POPULAR SAMPLE Copied 1 times
Effect on Affiliates. The Parties agree to cause each of their respective Affiliates to comply with the foregoing provisions mutatis mutandis as if such Affiliate were a party hereto and each Party agrees to indemnify the other Party against any loss, cost, expense or liability (including without limitation, reasonable attorneys’ fees and expenses) resulting from any failure to cause such Affiliate to so comply.

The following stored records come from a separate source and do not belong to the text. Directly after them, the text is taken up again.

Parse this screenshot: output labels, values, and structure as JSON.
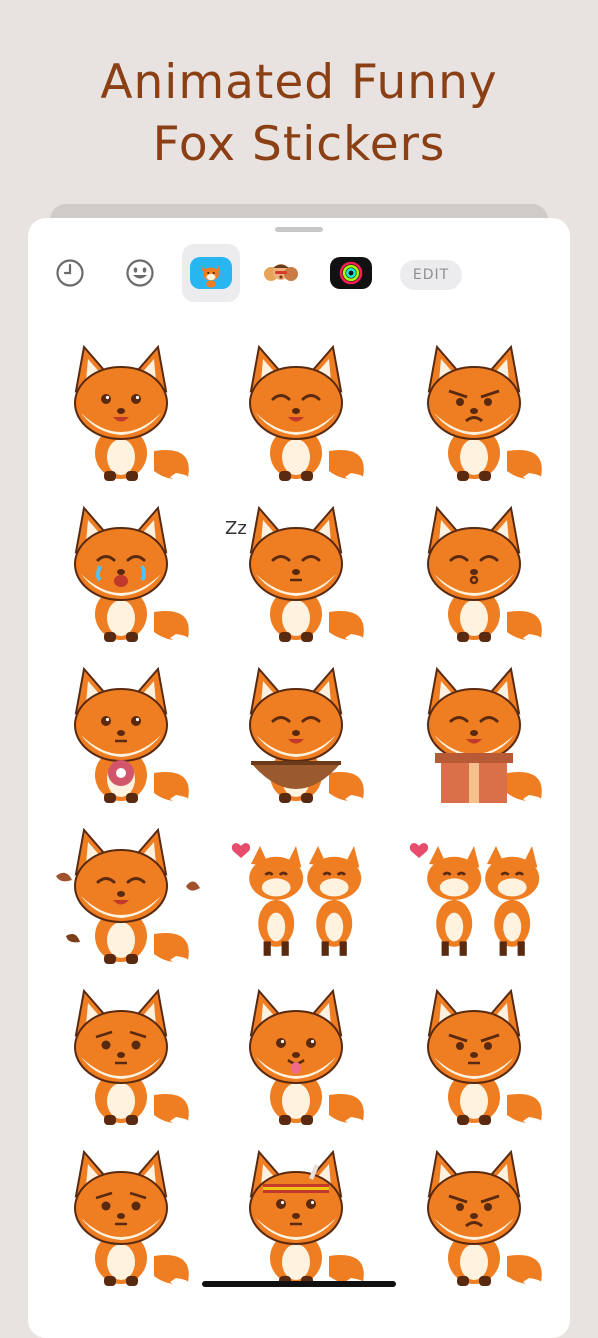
{
  "headline": {
    "line1": "Animated Funny",
    "line2": "Fox Stickers"
  },
  "toolbar": {
    "tabs": [
      {
        "icon": "clock-icon",
        "active": false
      },
      {
        "icon": "smiley-icon",
        "active": false
      },
      {
        "icon": "fox-sticker-pack-icon",
        "active": true
      },
      {
        "icon": "memoji-pack-icon",
        "active": false
      },
      {
        "icon": "activity-rings-icon",
        "active": false
      }
    ],
    "edit_label": "EDIT"
  },
  "stickers": [
    {
      "name": "fox-happy-sticker",
      "mood": "happy"
    },
    {
      "name": "fox-squint-smile-sticker",
      "mood": "squint"
    },
    {
      "name": "fox-angry-sticker",
      "mood": "angry"
    },
    {
      "name": "fox-crying-sticker",
      "mood": "crying"
    },
    {
      "name": "fox-sleeping-sticker",
      "mood": "sleeping",
      "caption": "Zz"
    },
    {
      "name": "fox-kiss-sticker",
      "mood": "kiss"
    },
    {
      "name": "fox-donut-sticker",
      "mood": "donut"
    },
    {
      "name": "fox-basket-sticker",
      "mood": "basket"
    },
    {
      "name": "fox-gift-box-sticker",
      "mood": "gift"
    },
    {
      "name": "fox-leaves-sticker",
      "mood": "leaves"
    },
    {
      "name": "fox-couple-sticker",
      "mood": "couple"
    },
    {
      "name": "fox-couple-gift-sticker",
      "mood": "couple2"
    },
    {
      "name": "fox-sad-sticker",
      "mood": "sad"
    },
    {
      "name": "fox-tongue-sticker",
      "mood": "tongue"
    },
    {
      "name": "fox-grumpy-sticker",
      "mood": "grumpy"
    },
    {
      "name": "fox-worried-sticker",
      "mood": "worried"
    },
    {
      "name": "fox-headband-sticker",
      "mood": "headband"
    },
    {
      "name": "fox-mad-sticker",
      "mood": "mad"
    }
  ],
  "colors": {
    "headline": "#8a3f14",
    "fox_orange": "#ef7d22",
    "fox_dark": "#5a2a10",
    "fox_cream": "#fff3df",
    "background": "#e8e3e1"
  }
}
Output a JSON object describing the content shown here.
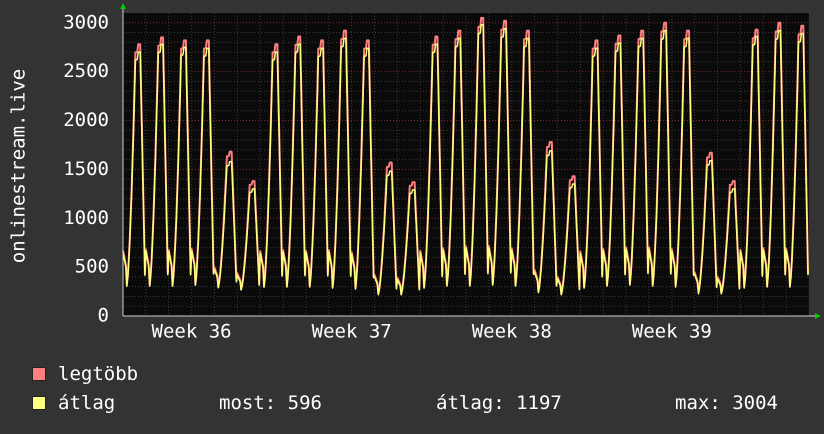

Effect on Affiliates. Harrisburg agrees that the provisions of this Article IV shall bind Harrisburg and its Affiliates existing as of the Effective Date (“Current Affiliates”). Despite the foregoing, if any Current Affiliates are deemed not to be bound hereby, Harrisburg agrees that it shall be liable to TD for breach of this Article IV for any act or omission by any Current Affiliate that would breach this Article IV if committed by Harrisburg. Notwithstanding Section 10.2(a), if Harrisburg is acquired by or merged into any third party after the Effective Date (an “Acquiror”), or if Harrisburg acquires another banking company after the Effective Date (an “Acquired Business”) Harrisburg’s obligations in Sections 4.1-4.5 and TD’s release in Section 4.6 shall be unchanged with respect to Harrisburg’s legacy branches and business operations and the continuation of such business operations (including new branches of the Harrisburg business) after the relevant transaction is effectuated, but shall not bind or extend to or from any legacy branches of the Acquiror or the Acquired Business (including new branches of the Acquiror or the Acquired Business), and the Parties and their Affiliates and any Person acquired or acquiring such business would reserve their rights in this regard. For clarity, if Harrisburg acquires “Comet Bank” or is acquired by “Comet Bank,” (x) Harrisburg’s obligations in Sections 4.1-4.5 and release in Section 4.6 would not bind or extend to the legacy Comet Bank branches; (y) TD and its Affiliates would reserve all rights to assert infringement or other claims arising from the use of Comet Bank’s trade dress and trademarks and Comet Bank will reserve all rights and defenses with respect thereto; and (z) Harrisburg could not use the Prior Marks in connection with any bank branches of “Comet Bank” in the Territory. This section does not alter, modify, or limit the provisions of Section 4.1(b) above.
Effect on Affiliates. (a) In the event that there is a Change of Control where Adaptive is the Acquired Entity, then for purposes of this Section 8.1, “Adaptive” shall mean Adaptive Biotechnologies Corporation and its Affiliates existing immediately prior to the Change of Control transaction.
Effect on Affiliates. The terms of this Agreement shall apply, at HMO's sole election, to any health maintenance organization or other entity related to or affiliated with HMO, including but not limited to Blue Cross and Blue Shield of Maryland, Inc., its subsidiaries, affiliates, and related entities.